Wednesday, October 25, 2006
Good: Solid gameplay, amount of modes, overall polish, stat upgrade system, character creation
Bad: New putting system might turn some off, occasional A.I. problems
It would be accurate to call the Tiger Woods series the Madden of golf games. In terms of pure quality, no other game does the sport justice like it. With this 2007 version, EA hasn't quite re-invented the wheel, but they've added enough to make it a fresh experience.
Perhaps my favorite addition is the new stats building system. Instead of earning money during Tiger Challenge and tournaments to buy stats, you must earn them. Like in Oblivion, it upgrades your abilities as you use them. If you successfully perform a huge power boost and spin, you'll upgrade abilities in those areas. If you're lacking in a specific area, you can play a variety of training modes to get them up to speed.
The actual gameplay will feel very familiar to most gamers, as nothing drastic has changed. There is now a circle that indicates the possible landing area of the ball, and this circle will decrease in size as your accuracy stats increase. Loft can now be controlled with the right analog stick, allowing you to have more control over how the wind affects your shot.

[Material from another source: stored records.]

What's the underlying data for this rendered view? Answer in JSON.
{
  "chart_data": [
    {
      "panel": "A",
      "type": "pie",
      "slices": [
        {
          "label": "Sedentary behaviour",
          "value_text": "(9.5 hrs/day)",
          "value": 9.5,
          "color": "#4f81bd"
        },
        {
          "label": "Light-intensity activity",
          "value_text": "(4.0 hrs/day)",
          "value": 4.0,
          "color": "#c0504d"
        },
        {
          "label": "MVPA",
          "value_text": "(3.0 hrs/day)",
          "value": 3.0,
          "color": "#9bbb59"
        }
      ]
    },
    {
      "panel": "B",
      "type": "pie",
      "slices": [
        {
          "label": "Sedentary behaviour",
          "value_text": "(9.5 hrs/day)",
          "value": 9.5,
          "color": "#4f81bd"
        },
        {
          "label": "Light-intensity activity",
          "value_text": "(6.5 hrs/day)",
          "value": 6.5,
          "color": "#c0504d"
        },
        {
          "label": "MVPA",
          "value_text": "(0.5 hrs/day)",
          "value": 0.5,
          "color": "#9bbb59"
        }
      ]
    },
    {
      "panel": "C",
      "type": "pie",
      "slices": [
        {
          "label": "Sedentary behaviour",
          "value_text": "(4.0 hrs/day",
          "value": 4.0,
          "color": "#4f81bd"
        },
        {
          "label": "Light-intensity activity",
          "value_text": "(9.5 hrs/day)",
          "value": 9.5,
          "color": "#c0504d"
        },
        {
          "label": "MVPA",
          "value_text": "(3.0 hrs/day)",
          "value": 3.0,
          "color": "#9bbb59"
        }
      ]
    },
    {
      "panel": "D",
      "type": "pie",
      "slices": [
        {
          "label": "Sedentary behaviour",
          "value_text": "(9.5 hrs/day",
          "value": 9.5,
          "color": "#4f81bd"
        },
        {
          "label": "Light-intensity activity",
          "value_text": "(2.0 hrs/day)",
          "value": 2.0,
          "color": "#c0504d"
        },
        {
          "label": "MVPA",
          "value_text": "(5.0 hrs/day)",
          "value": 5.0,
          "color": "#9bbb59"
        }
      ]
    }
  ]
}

Flaws are hard to find in the gameplay, but they occasionally rear their head in the form of A.I. From time to time, your CPU opponent will get caught in a seemingly endless cycle of hitting the ball out of bounds. In once instance, Mike Weir hit the ball directly into a tree seven times in a row, even though it was directly in front of him.
This title has no shortage of modes, including an interesting game called One Ball. In this, you play against your opponent using the same ball. The only rule is, you must hit it at least half the distance to the pin. A good deal of strategy is used in this mode, as you want to hit the ball just far enough from the hole.
Visually, Tiger makes the jump well to the 360. The most striking improvement is the facial expressions, which look eerily realistic. The actual courses aren't terribly improved, but there are many more spectators on the sides. On the audio side, Tiger is excellent (especially in 5.1 surround). Crowds sound realistic, and the announcers are great. During the menus, you can even hear ESPN radio updates if you're connected to Xbox Live.
There is a wealth of replay value to be found in Tiger Woods PGA Tour 07. From the excellent GameFace create-a-golfer to the tons of modes, it'll keep you busy for quite a while. It's sure to deliver for both fans of the series and first timers.